Salmon Colour.—Take two ounces of annotto, tie it up in a bag, then throw it into clean cold water, and squeeze it in the rag often, till you melt a quantity of it down; pour off some of this liquor into your dye-pot, put in your stuff and boil it, and if it is pretty red, put in some madder, a little at a time, and if you see it is come to the colour, draw, squeeze out the remainder, put it into your pot, and sparingly add more madder. By using Brazil instead of madder, you will get flesh colour.


Salmon fishing.—In salmon fishing you must alter your manner of moving the fly. It must not float quietly down the water; you must allow it to sink a little, and then pull it back by a gentle jerk, not raising it out of the water, and then let it sink again till it has been shown in motion, a little below the surface, in every part of your cast.


Salmon often in this season haunt the streams in pairs; but so far from rising again after being pricked, they appear to me to learn when they have been some time in the river, that the artificial fly is not food, even without having been touched by the hook. In the river at Galway, in Ireland, I have seen above the bridge some hundreds of salmon lying in rapid streams, and from five to ten fishermen tempting them with every variety of fly, but in vain. After a fish had been thrown over a few times, and risen once or twice and refused the fly, he rarely ever took any notice of it again in that place. It was generally nearest the tide that fish were taken, and the place next the sea was the most successful stand, and the most coveted; and when the water is low and clear in this river, the Galway fishermen resort to the practice of fishing with a naked hook, endeavouring to entangle it in the bodies of the fish; a most unartist-like practice. In spring-fishing, I have known a hungry, half-starved salmon rise at the artificial fly a second time, after having been very slightly touched with it; but even this rarely happens, and when I have seen it the water has been coloured.

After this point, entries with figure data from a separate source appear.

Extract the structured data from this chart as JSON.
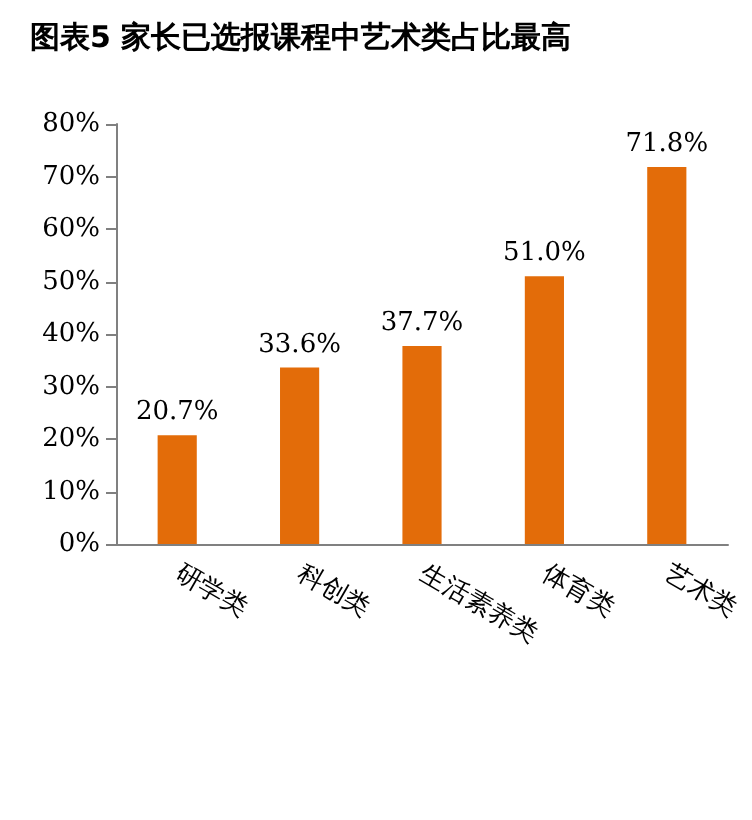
{
  "chart_data": {
    "type": "bar",
    "title": "图表5 家长已选报课程中艺术类占比最高",
    "categories": [
      "研学类",
      "科创类",
      "生活素养类",
      "体育类",
      "艺术类"
    ],
    "values": [
      20.7,
      33.6,
      37.7,
      51.0,
      71.8
    ],
    "value_labels": [
      "20.7%",
      "33.6%",
      "37.7%",
      "51.0%",
      "71.8%"
    ],
    "color": "#e36c09",
    "ylim": [
      0,
      80
    ],
    "yticks": [
      {
        "value": 0,
        "label": "0%"
      },
      {
        "value": 10,
        "label": "10%"
      },
      {
        "value": 20,
        "label": "20%"
      },
      {
        "value": 30,
        "label": "30%"
      },
      {
        "value": 40,
        "label": "40%"
      },
      {
        "value": 50,
        "label": "50%"
      },
      {
        "value": 60,
        "label": "60%"
      },
      {
        "value": 70,
        "label": "70%"
      },
      {
        "value": 80,
        "label": "80%"
      }
    ],
    "grid": false
  }
}
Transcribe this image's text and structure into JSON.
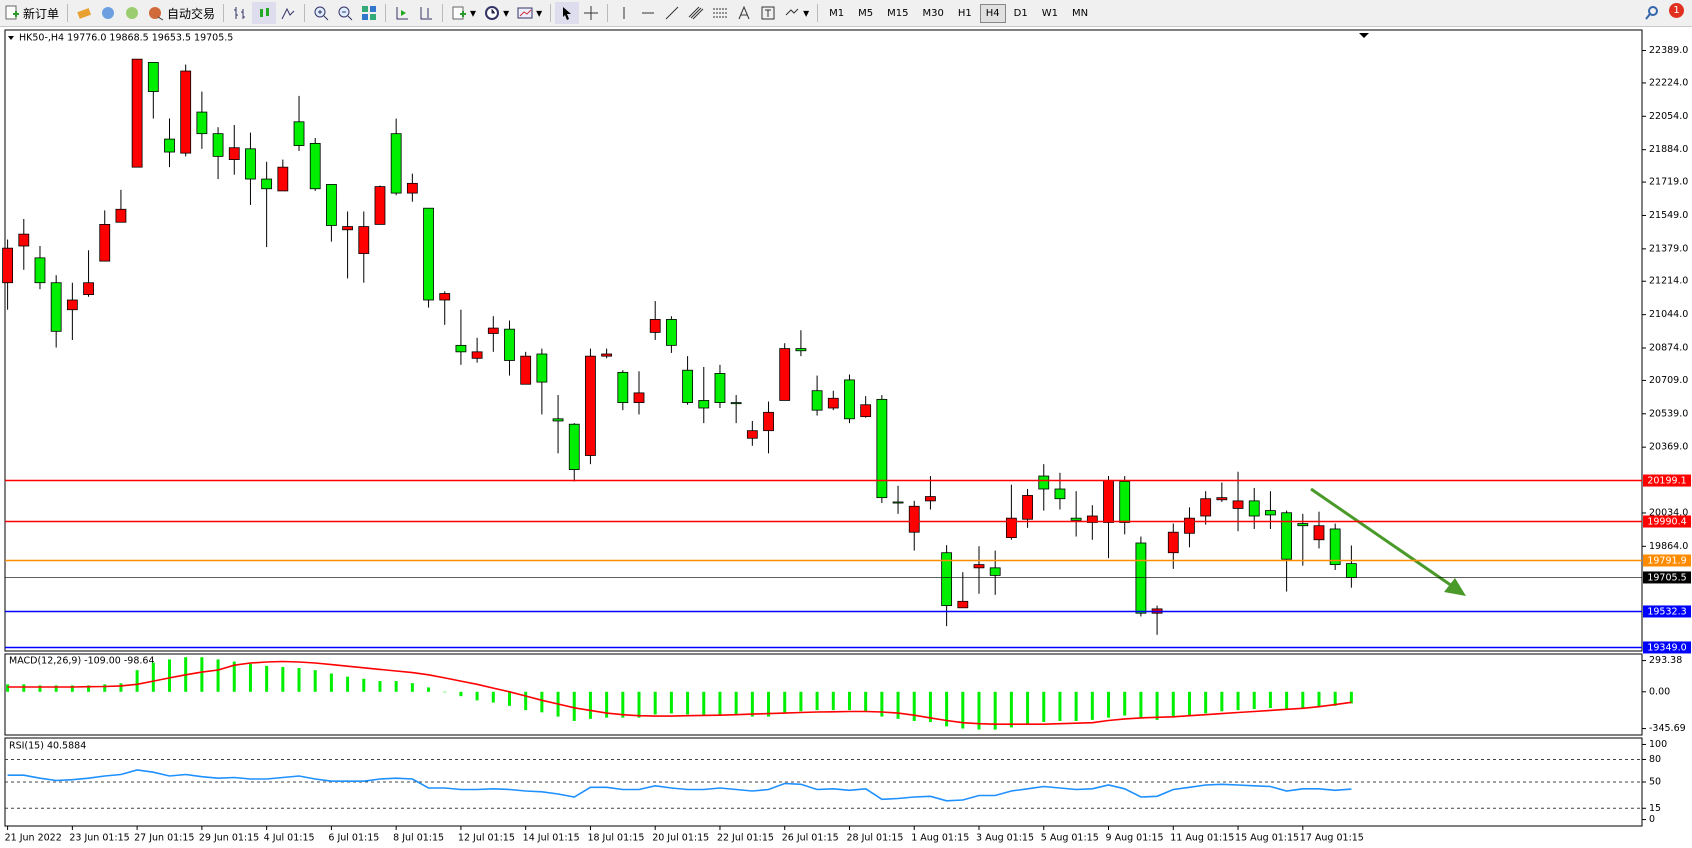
{
  "toolbar": {
    "new_order": "新订单",
    "auto_trading": "自动交易",
    "timeframes": [
      "M1",
      "M5",
      "M15",
      "M30",
      "H1",
      "H4",
      "D1",
      "W1",
      "MN"
    ],
    "active_timeframe": "H4",
    "notifications": "1"
  },
  "chart_data": [
    {
      "type": "candlestick",
      "title": "HK50-,H4 19776.0 19868.5 19653.5 19705.5",
      "up_color": "#ff0000",
      "down_color": "#00ee00",
      "categories": [
        "21 Jun 2022",
        null,
        null,
        null,
        "23 Jun 01:15",
        null,
        null,
        null,
        "27 Jun 01:15",
        null,
        null,
        null,
        "29 Jun 01:15",
        null,
        null,
        null,
        "4 Jul 01:15",
        null,
        null,
        null,
        "6 Jul 01:15",
        null,
        null,
        null,
        "8 Jul 01:15",
        null,
        null,
        null,
        "12 Jul 01:15",
        null,
        null,
        null,
        "14 Jul 01:15",
        null,
        null,
        null,
        "18 Jul 01:15",
        null,
        null,
        null,
        "20 Jul 01:15",
        null,
        null,
        null,
        "22 Jul 01:15",
        null,
        null,
        null,
        "26 Jul 01:15",
        null,
        null,
        null,
        "28 Jul 01:15",
        null,
        null,
        null,
        "1 Aug 01:15",
        null,
        null,
        null,
        "3 Aug 01:15",
        null,
        null,
        null,
        "5 Aug 01:15",
        null,
        null,
        null,
        "9 Aug 01:15",
        null,
        null,
        null,
        "11 Aug 01:15",
        null,
        null,
        null,
        "15 Aug 01:15",
        null,
        null,
        null,
        "17 Aug 01:15",
        null,
        null,
        null
      ],
      "open": [
        21206.5,
        21393.5,
        21333,
        21206.5,
        21069,
        21146,
        21316.5,
        21514.5,
        21795,
        22328.5,
        21938,
        21866.5,
        22075.5,
        21965.5,
        21833.5,
        21888.5,
        21734.5,
        21674,
        22026,
        21916,
        21707,
        21476,
        21355,
        21503.5,
        21965.5,
        21663,
        21586,
        21118.5,
        20887.5,
        20821.5,
        20948,
        20970,
        20689.5,
        20843.5,
        20513.5,
        20486,
        20326.5,
        20832.5,
        20750,
        20596,
        20953.5,
        21019.5,
        20761,
        20607,
        20744.5,
        20596,
        20414.5,
        20453,
        20607,
        20871,
        20656.5,
        20568.5,
        20711.5,
        20524.5,
        20612.5,
        20090,
        19936,
        20095.5,
        19831.5,
        19551,
        19754.5,
        19754.5,
        19908.5,
        20002,
        20222,
        20156,
        20007.5,
        19985.5,
        19985.5,
        20194.5,
        19881,
        19523.5,
        19831.5,
        19930.5,
        20018.5,
        20101,
        20057,
        20095.5,
        20046,
        20035,
        19980,
        19897.5,
        19952.5,
        19776
      ],
      "high": [
        21426.5,
        21531,
        21393.5,
        21245,
        21206.5,
        21371.5,
        21575,
        21679.5,
        22345,
        22328.5,
        22042.5,
        22317.5,
        22180,
        21998.5,
        22009.5,
        21971,
        21822.5,
        21833.5,
        22158,
        21943.5,
        21707,
        21569.5,
        21569.5,
        21701.5,
        22042.5,
        21762,
        21586,
        21162.5,
        21069,
        20926,
        21036,
        21014,
        20854.5,
        20871,
        20634.5,
        20491.5,
        20871,
        20871,
        20761,
        20755.5,
        21113,
        21036,
        20832.5,
        20777.5,
        20788.5,
        20634.5,
        20502.5,
        20601.5,
        20898.5,
        20964.5,
        20733.5,
        20656.5,
        20739,
        20629,
        20634.5,
        20172.5,
        20095.5,
        20222,
        19870,
        19732.5,
        19864.5,
        19842.5,
        20178,
        20156,
        20282.5,
        20238.5,
        20145,
        20073.5,
        20222,
        20222,
        19914,
        19562,
        19980,
        20062.5,
        20145,
        20189,
        20244,
        20161.5,
        20145,
        20046,
        20029.5,
        20040.5,
        19980,
        19868.5
      ],
      "low": [
        21069,
        21272.5,
        21173.5,
        20876.5,
        20915,
        21135,
        21316.5,
        21514.5,
        21795,
        22042.5,
        21795,
        21850,
        21888.5,
        21734.5,
        21756.5,
        21602.5,
        21388,
        21674,
        21877.5,
        21674,
        21415.5,
        21228.5,
        21206.5,
        21503.5,
        21652,
        21619,
        21080,
        20992,
        20788.5,
        20799.5,
        20854.5,
        20733.5,
        20689.5,
        20535.5,
        20337.5,
        20194.5,
        20282.5,
        20821.5,
        20557.5,
        20535.5,
        20915,
        20849,
        20585,
        20491.5,
        20568.5,
        20491.5,
        20376,
        20337.5,
        20607,
        20832.5,
        20530,
        20557.5,
        20491.5,
        20519,
        20084.5,
        20029.5,
        19842.5,
        20051.5,
        19457.5,
        19551,
        19622.5,
        19617,
        19897.5,
        19958,
        20046,
        20051.5,
        19914,
        19897.5,
        19804,
        19925,
        19507,
        19413.5,
        19749,
        19859,
        19974.5,
        20090,
        19941,
        19952.5,
        19952.5,
        19633.5,
        19765.5,
        19853.5,
        19743.5,
        19653.5
      ],
      "close": [
        21382.5,
        21454,
        21206.5,
        20959,
        21118.5,
        21206.5,
        21503.5,
        21580.5,
        22345,
        22180,
        21872,
        22284.5,
        21965.5,
        21850,
        21894,
        21734.5,
        21685,
        21795,
        21905,
        21685,
        21498,
        21492.5,
        21492.5,
        21696,
        21663,
        21712.5,
        21118.5,
        21151.5,
        20854.5,
        20854.5,
        20975.5,
        20810.5,
        20832.5,
        20700.5,
        20502.5,
        20255,
        20832.5,
        20843.5,
        20596,
        20645.5,
        21019.5,
        20887.5,
        20596,
        20568.5,
        20596,
        20590.5,
        20453,
        20546.5,
        20871,
        20860,
        20557.5,
        20618,
        20513.5,
        20585,
        20112,
        20084.5,
        20068,
        20117.5,
        19562,
        19584,
        19771,
        19716,
        20007.5,
        20123,
        20156,
        20106.5,
        19996.5,
        20018.5,
        20200,
        19985.5,
        19523.5,
        19545.5,
        19936,
        20007.5,
        20106.5,
        20112,
        20095.5,
        20018.5,
        20024,
        19798.5,
        19969,
        19969,
        19771,
        19705.5
      ],
      "ylim": [
        19331,
        22493.5
      ],
      "yticks": [
        {
          "value": 22389,
          "label": "22389.0"
        },
        {
          "value": 22224,
          "label": "22224.0"
        },
        {
          "value": 22054,
          "label": "22054.0"
        },
        {
          "value": 21884,
          "label": "21884.0"
        },
        {
          "value": 21719,
          "label": "21719.0"
        },
        {
          "value": 21549,
          "label": "21549.0"
        },
        {
          "value": 21379,
          "label": "21379.0"
        },
        {
          "value": 21214,
          "label": "21214.0"
        },
        {
          "value": 21044,
          "label": "21044.0"
        },
        {
          "value": 20874,
          "label": "20874.0"
        },
        {
          "value": 20709,
          "label": "20709.0"
        },
        {
          "value": 20539,
          "label": "20539.0"
        },
        {
          "value": 20369,
          "label": "20369.0"
        },
        {
          "value": 20034,
          "label": "20034.0"
        },
        {
          "value": 19864,
          "label": "19864.0"
        }
      ],
      "levels": [
        {
          "value": 20199.1,
          "label": "20199.1",
          "color": "#ff0000"
        },
        {
          "value": 19990.4,
          "label": "19990.4",
          "color": "#ff0000"
        },
        {
          "value": 19791.9,
          "label": "19791.9",
          "color": "#ff8c00"
        },
        {
          "value": 19705.5,
          "label": "19705.5",
          "color": "#000000"
        },
        {
          "value": 19532.3,
          "label": "19532.3",
          "color": "#0000ff"
        },
        {
          "value": 19349,
          "label": "19349.0",
          "color": "#0000ff"
        }
      ]
    },
    {
      "type": "macd",
      "title": "MACD(12,26,9) -109.00 -98.64",
      "color": "#00ee00",
      "signal_color": "#ff0000",
      "values": [
        70,
        70,
        60,
        60,
        60,
        60,
        70,
        80,
        203,
        274,
        304,
        325,
        325,
        304,
        284,
        264,
        243,
        233,
        223,
        203,
        172,
        142,
        122,
        101,
        101,
        81,
        41,
        -5,
        -41,
        -81,
        -101,
        -132,
        -172,
        -193,
        -233,
        -274,
        -254,
        -243,
        -243,
        -243,
        -213,
        -203,
        -213,
        -223,
        -213,
        -213,
        -233,
        -233,
        -203,
        -183,
        -172,
        -172,
        -172,
        -183,
        -233,
        -254,
        -274,
        -284,
        -325,
        -345,
        -355,
        -355,
        -335,
        -304,
        -284,
        -274,
        -274,
        -264,
        -243,
        -223,
        -243,
        -264,
        -243,
        -223,
        -203,
        -183,
        -172,
        -162,
        -152,
        -162,
        -152,
        -142,
        -132,
        -109
      ],
      "signal": [
        45,
        45,
        45,
        45,
        45,
        48,
        50,
        55,
        70,
        100,
        130,
        160,
        185,
        205,
        250,
        270,
        280,
        285,
        280,
        270,
        255,
        240,
        225,
        210,
        195,
        180,
        160,
        130,
        100,
        70,
        35,
        0,
        -40,
        -80,
        -115,
        -150,
        -175,
        -200,
        -215,
        -225,
        -228,
        -228,
        -225,
        -222,
        -220,
        -215,
        -210,
        -205,
        -200,
        -195,
        -190,
        -188,
        -185,
        -185,
        -190,
        -200,
        -220,
        -245,
        -270,
        -290,
        -300,
        -305,
        -305,
        -305,
        -305,
        -300,
        -295,
        -290,
        -270,
        -255,
        -245,
        -240,
        -235,
        -225,
        -215,
        -205,
        -195,
        -185,
        -175,
        -165,
        -155,
        -140,
        -120,
        -98.64
      ],
      "ylim": [
        -406,
        355
      ],
      "yticks": [
        293.38,
        {
          "value": 0,
          "label": "0.00"
        },
        -345.69
      ]
    },
    {
      "type": "rsi",
      "title": "RSI(15) 40.5884",
      "color": "#1e90ff",
      "values": [
        59,
        59,
        55,
        52,
        53,
        55,
        58,
        60,
        66,
        63,
        58,
        60,
        57,
        55,
        56,
        54,
        54,
        56,
        58,
        54,
        51,
        51,
        51,
        54,
        55,
        54,
        42,
        42,
        40,
        40,
        41,
        40,
        38,
        37,
        34,
        30,
        43,
        43,
        40,
        40,
        45,
        42,
        40,
        40,
        42,
        40,
        38,
        40,
        48,
        47,
        40,
        41,
        39,
        41,
        27,
        28,
        30,
        31,
        25,
        26,
        32,
        32,
        38,
        41,
        44,
        42,
        40,
        41,
        46,
        41,
        30,
        31,
        40,
        43,
        46,
        47,
        46,
        45,
        44,
        38,
        41,
        41,
        39,
        40.5884
      ],
      "ylim": [
        -8.6,
        108.6
      ],
      "yticks": [
        100,
        80,
        50,
        15,
        0
      ],
      "levels": [
        80,
        50,
        15
      ]
    }
  ]
}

I made several unsuccessful casts—“A bad look out, friend Julius; Heaven forefend that the cook has placed any dependence on the angle!” Again I tried the pool, and, like all disappointed fishermen, began to prognosticate a change of weather. “I had remarked mares’ tails in the sky yesterday evening, and there was rain over head, for a hundred.” My cousin smiled; when suddenly my nebulous speculations were interrupted by a deep sluggish roll at the dropper. “Monamondiaoul!” exclaimed Mortien Beg, as he caught a momentary glance of the broad and fan-like tail, “he is fifteen pound weight!” Obedient to the directions of my Mentor, I left the spot the salmon leaped in, and commenced casting a dozen yards below it. Gradually I came over him again. “A light cast, Frank, and you have him.” I tried, and succeeded gallantly. I sent the fly across the water with the lightness of the thistle’s down—at the same moment the breeze eddied up the stream, and curled the surface deliciously. A long, dull ruffle succeeded. Whish, span the wheel: wish-h-h-h-h, whish-h-h, whish—I have him!